ANNAPOLIS — As the gambling expansion work group nears a Wednesday deadline to recommend changes to the state’s casino gambling law, the panel’s deliberations have slowed the final decision on a facility planned for Baltimore.
The 11-member work group held a closed-door meeting on the third floor of the House of Delegates’ office building Monday to debate changes that included legalizing table games, allowing a casino in Prince George’s County and changing the tax rate on slot machine revenue.
Donald C. Fry, chairman of the Video Lottery Terminal Location Commission, said the meetings have cut into analysts’ time to complete the financial study of a slots license bid entered by CBAC Gaming LLC, a Caesars Entertainment Corp.-led group that wants to build a Harrah’s Casino on Russell Street.
Fry, who also chairs the Greater Baltimore Committee, had hoped to make a decision on the Baltimore license before the start of fiscal 2013, which begins July 1. He now said he hopes to make a decision by the end of July.
“Obviously, Pricewaterhouse[Coopers] has been a little busy this month,” Fry said. “The challenge that I have is that Pricewaterhouse is our consultant, and many of the people that are serving as the legislative services staff for this commission [are] also the ones that I utilize.
“We just haven’t been able to devote the full attention I wanted to this month.”
Fry said the Maryland State Lottery Commission is also still working on its background investigation into the group. The lottery commission is scheduled to review the background investigation Thursday, and will forward the report to the slots commission if approved.
A representative from Caesars could not be reached for comment.
Analysts may soon be free to devote time to the Baltimore licensee. Gov. Martin O’Malley’s work group considering gambling expansion met behind closed doors for about four hours Monday in an attempt to iron out a consensus prior to Wednesday’s final public meeting.
At issue is how to alter the state’s tax rate on slots — at 67 percent, now the highest in the nation — and at what rate to tax table games, should they be legalized by the General Assembly and then ratified through a statewide voter referendum.

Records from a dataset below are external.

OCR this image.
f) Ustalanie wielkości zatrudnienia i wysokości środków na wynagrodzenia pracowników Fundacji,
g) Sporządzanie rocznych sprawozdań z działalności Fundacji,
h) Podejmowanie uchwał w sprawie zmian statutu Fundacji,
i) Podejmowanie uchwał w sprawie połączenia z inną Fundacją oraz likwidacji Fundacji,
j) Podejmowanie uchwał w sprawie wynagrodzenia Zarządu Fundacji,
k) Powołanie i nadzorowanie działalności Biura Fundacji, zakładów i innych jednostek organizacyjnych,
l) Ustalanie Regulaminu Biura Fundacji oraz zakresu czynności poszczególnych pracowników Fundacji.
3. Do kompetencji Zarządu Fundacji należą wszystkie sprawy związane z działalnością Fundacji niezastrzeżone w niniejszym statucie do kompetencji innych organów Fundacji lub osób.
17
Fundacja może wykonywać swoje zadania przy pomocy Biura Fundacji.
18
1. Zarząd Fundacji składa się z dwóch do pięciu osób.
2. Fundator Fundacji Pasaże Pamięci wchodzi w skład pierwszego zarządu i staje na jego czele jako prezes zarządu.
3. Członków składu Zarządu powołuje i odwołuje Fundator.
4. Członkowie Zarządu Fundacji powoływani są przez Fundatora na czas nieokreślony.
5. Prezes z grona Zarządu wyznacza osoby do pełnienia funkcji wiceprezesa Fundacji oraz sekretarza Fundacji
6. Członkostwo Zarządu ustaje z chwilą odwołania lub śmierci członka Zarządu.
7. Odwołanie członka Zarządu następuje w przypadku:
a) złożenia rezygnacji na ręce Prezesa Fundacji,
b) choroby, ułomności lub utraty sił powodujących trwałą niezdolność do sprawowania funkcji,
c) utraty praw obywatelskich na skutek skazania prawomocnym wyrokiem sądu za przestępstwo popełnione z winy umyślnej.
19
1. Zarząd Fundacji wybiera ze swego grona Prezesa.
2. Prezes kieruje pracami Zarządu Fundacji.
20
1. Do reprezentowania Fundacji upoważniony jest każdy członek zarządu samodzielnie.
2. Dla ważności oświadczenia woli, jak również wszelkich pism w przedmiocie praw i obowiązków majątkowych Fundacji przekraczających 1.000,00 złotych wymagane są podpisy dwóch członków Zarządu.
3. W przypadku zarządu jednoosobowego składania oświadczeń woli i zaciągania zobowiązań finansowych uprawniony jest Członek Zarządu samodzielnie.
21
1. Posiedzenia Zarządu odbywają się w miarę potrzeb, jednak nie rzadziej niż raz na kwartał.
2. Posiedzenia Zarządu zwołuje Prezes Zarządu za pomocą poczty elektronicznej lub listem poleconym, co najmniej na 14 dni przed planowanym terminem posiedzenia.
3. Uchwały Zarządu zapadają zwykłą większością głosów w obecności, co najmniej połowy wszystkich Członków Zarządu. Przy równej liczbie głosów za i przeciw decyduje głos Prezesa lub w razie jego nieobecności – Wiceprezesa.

Documents obtained from the closed meeting indicate that the group is considering recommending the legalization of table games and approving a Prince George’s County casino, with restrictions that prevent it from opening until the Baltimore casino is open for two years. The Prince George’s Casino, most likely at National Harbor, would open “no later than July 2016.”
The group is also considering establishing a gaming commission with an “expert Executive Director” which will “advise the General Assembly” on gambling issues, in an effort to avoid future work groups.
Several members of the group declined to answer questions afterward, saying that they had agreed not to discuss the closed-door meeting. John W. Morton III, the work group’s chairman, said last week it would be necessary for the group to meet in private so the 11-member panel could have a more frank discussion.
The closed meeting does not violate the state’s Open Meetings Act because the work group is not technically a public body, according to the Office of the Maryland Attorney General. To be a public body, the group would need to include at least two members who are not state employees. Only Morton fits that description.
In addition to Morton, the work group includes Matthew Gallagher, O’Malley’s chief of staff; Joseph Bryce, O’Malley’s senior policy and legislative adviser; T. Eloise Foster, secretary of the Department of Budget and Management; Jeanne Hitchcock, secretary of Appointments; Sen. Edward J. Kasemeyer, chair of the Budget and Taxation Committee; Sen. Nathaniel J. McFadden, vice chair of the Budget and Taxation Committee; Sen. Richard S. Madaleno Jr., chair of the Education, Business and Administration subcommittee; Del. Sheila E. Hixson, chair of Ways and Means Committee; Del. Peter A. Hammen, chair of Health and Government Operations Committee; and Del. Frank S. Turner, chair of the finance resources subcommittee.
Members of the work group rigidly enforced the meeting’s closed-door policy; even a staffer for Senate Minority Leader E.J. Pipkin, R-Upper Shore, was asked to leave the meeting, which began around 10 a.m. Monday.
In a statement, Pipkin said there was “something wrong when closed doors and secret meetings are part of the policy making process.”
“While the closed-door policy of the 11-member task force does not violate the letter of the law, it most certainly violates the spirit of the law,” Pipkin said. “The work group is operating in the privacy of a windowless, third floor conference room in the Lowe House Office Building without a single member of the public present. If this isn’t a sad example of the proverbial ‘smoky back room,’ I don’t know what is.”
The group intends to meet behind closed doors again Wednesday morning before holding a public meeting at 1 p.m., at which point it could recommend that O’Malley call a special legislative session during which lawmakers would attempt to pass legislation changing the state’s gambling law.
O’Malley has said he expects to call that session the week of July 9.